Glad others are wrestling with a similar conundrum.
Probably in that middle ground. Although I think even if you were going to retire at 30 the same questions apply, because someone in a position to do that probably has a pretty good employer pension match available to them, and may also be a higher rate taxpayer as
@cerat0n1a points out.
Currently mid-30s. On track to hit our 25x number including pensions at about 43yo. I'm assuming private pension age will probably be 60 by the time we get there, so maybe 17 year gap. If we waited to have 25x in accessible ISA, it might mean working until about 51yo, then effectively doubling our income nine years later. By ~43, there will be enough in pensions that, left alone for 15 years or so, will probably be enough to completely fund us from 60 onwards.
So yeah, optimum RE point would result in almost running out of money at 59yo (and thus very vulnerable to, say, a market crash at 57/58).
TLDR: Everything above is basically "me too"
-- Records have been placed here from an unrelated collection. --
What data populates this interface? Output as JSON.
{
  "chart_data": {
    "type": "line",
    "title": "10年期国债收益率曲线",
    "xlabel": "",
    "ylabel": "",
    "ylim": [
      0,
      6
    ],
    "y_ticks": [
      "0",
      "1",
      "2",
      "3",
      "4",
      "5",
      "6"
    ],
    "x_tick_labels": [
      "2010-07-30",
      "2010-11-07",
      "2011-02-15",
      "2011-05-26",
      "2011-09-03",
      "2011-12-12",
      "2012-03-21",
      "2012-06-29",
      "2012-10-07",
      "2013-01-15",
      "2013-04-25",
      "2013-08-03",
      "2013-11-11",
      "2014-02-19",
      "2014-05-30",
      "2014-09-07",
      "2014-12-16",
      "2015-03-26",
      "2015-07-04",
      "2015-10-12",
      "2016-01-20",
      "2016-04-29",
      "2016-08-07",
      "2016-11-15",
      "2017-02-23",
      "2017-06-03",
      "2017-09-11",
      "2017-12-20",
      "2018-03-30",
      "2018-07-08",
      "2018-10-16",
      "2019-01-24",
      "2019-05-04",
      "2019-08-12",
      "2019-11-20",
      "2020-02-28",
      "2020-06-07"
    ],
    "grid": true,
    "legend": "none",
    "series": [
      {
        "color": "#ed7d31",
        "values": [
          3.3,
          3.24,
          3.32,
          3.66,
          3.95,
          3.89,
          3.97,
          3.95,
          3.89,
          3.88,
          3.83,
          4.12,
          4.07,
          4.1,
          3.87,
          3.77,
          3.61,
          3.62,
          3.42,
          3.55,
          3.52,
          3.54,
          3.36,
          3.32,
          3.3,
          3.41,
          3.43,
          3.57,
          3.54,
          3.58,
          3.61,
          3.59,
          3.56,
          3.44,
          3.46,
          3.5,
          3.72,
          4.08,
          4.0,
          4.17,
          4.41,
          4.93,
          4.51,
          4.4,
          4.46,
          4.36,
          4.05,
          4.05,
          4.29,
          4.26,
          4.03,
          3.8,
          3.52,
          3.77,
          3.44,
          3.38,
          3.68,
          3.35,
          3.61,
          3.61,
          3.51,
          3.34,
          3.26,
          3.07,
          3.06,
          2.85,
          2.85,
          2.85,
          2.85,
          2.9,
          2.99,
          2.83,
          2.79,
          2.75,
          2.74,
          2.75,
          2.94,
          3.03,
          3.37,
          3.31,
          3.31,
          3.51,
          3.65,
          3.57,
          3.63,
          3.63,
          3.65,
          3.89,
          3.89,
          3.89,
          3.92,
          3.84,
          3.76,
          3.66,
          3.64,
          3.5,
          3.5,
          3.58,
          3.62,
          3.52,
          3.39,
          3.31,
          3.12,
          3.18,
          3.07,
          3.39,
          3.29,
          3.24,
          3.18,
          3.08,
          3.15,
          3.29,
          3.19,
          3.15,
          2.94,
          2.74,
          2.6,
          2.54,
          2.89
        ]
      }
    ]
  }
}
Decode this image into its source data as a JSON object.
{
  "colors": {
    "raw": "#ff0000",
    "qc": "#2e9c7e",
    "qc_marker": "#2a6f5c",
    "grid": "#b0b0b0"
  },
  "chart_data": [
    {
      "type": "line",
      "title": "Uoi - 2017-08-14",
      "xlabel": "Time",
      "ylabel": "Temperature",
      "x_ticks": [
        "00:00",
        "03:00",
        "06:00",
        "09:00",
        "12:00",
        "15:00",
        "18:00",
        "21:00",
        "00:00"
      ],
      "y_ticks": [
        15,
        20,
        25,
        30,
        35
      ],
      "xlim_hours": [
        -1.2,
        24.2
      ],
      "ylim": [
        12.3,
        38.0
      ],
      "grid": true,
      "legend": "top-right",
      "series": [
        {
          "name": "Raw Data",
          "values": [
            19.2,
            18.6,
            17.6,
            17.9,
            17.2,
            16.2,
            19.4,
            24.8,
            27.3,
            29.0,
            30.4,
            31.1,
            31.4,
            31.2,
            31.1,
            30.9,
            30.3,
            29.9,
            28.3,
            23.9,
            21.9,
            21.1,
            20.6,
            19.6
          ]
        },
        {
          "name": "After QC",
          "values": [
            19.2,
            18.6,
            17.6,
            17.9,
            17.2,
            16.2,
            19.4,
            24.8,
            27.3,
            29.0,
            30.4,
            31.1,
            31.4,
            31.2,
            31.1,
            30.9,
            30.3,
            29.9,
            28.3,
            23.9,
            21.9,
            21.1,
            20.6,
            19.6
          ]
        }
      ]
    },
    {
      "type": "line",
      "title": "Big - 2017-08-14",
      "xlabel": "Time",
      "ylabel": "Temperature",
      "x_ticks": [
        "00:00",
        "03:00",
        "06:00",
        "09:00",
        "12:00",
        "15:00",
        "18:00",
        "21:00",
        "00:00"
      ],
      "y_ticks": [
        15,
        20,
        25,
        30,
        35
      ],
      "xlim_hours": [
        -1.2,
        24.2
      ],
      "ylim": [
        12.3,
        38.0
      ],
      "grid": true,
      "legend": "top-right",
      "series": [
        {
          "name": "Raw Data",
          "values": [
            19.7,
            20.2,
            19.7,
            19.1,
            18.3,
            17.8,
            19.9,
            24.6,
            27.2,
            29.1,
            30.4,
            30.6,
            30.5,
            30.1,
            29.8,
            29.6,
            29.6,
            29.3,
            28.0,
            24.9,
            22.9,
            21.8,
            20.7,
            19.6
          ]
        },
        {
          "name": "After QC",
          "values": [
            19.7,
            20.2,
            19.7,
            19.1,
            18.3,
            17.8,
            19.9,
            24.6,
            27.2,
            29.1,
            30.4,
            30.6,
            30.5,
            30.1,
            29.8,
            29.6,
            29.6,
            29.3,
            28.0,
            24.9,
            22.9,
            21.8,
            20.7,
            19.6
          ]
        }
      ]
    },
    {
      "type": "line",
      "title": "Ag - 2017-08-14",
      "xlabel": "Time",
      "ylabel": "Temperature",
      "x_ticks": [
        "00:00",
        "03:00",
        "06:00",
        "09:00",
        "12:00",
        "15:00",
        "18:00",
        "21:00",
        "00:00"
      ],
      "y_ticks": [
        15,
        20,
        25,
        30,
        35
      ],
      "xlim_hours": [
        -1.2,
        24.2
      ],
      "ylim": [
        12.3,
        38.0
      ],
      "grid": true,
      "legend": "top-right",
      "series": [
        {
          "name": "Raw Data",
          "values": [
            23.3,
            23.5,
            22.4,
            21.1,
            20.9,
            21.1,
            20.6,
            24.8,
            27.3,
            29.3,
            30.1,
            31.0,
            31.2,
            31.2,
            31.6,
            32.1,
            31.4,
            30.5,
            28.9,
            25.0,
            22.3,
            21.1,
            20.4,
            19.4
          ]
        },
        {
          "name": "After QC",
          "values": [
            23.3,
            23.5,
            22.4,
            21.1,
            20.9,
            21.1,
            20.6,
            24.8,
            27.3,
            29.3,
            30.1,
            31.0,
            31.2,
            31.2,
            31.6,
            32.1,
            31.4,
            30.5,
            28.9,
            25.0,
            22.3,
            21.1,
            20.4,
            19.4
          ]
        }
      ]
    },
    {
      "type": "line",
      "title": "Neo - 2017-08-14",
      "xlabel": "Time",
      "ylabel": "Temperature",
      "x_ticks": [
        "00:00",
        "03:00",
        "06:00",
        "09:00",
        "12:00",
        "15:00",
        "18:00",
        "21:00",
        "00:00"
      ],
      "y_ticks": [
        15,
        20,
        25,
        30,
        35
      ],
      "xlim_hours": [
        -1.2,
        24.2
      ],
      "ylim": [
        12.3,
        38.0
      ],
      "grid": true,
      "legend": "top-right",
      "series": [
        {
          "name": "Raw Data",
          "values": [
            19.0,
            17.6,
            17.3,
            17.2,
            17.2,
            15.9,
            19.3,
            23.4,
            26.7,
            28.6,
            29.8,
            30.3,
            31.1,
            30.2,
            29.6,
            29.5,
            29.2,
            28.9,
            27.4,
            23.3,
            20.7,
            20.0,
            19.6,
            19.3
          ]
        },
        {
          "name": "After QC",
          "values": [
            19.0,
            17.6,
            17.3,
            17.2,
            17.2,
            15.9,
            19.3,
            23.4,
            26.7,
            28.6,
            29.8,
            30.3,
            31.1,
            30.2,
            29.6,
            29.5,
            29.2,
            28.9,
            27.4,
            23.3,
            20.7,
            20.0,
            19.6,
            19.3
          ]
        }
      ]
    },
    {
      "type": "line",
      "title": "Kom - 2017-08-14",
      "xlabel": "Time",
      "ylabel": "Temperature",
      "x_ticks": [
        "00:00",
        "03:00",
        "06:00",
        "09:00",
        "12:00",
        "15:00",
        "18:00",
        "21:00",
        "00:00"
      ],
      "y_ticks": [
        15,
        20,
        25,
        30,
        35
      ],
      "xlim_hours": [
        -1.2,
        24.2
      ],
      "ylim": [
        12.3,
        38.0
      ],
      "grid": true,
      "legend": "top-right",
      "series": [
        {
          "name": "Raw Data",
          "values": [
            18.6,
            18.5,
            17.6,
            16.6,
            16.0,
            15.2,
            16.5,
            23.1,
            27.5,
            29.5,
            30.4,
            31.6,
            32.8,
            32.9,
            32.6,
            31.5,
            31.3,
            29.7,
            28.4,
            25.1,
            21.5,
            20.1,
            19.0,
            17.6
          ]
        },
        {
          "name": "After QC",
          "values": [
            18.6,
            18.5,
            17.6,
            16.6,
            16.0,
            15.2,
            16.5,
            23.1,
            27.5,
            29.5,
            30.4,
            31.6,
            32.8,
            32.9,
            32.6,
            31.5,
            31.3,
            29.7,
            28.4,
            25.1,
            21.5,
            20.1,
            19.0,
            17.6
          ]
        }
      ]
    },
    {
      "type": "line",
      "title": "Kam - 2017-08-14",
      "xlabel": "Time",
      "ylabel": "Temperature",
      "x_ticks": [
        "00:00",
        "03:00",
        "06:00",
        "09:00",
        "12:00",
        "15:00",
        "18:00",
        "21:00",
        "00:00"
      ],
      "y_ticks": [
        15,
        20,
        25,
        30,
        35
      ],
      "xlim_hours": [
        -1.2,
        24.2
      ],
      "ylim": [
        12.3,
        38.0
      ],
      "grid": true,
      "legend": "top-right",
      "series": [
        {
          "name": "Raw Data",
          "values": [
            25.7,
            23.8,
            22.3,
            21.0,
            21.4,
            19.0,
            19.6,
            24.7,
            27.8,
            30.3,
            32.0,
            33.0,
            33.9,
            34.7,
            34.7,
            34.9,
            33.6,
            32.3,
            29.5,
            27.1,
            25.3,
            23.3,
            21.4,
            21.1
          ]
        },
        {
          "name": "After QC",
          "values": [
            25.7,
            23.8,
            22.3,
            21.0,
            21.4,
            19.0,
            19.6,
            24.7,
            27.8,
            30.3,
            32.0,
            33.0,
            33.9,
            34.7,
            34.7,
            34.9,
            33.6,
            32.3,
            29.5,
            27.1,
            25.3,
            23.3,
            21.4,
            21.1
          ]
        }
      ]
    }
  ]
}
My current plan is basically the same as
@cerat0n1a - 25x including pensions, excluding house, then think about whether there's enough accessible to get to pension age.
I just keep thinking of the MMM Confidence vs Money post. I think there's quite a few safety factors built in for me:
- Conservative growth projections.
- Assuming no earnings post-FIRE. If nothing else, there's always B&Q. Our expenses are such that one full-time minimum wage job would just about cover them, leaving time for 'stache recovery.
- Will be empty-nested by the time we hit the 'cashflow-critical' few years, so permanent or temporary downsizing is always an option.
- Our inaccessible 'stache includes a couple of years of two person full LISA subscription as well as pensions. I doubt we'll put any more into the LISAs, but that would be accessible in an emergency, and might cover a year or two of expenses even after losing the withdrawal penalty.
We're a long way out, so plenty of time for confidence to ebb and flow.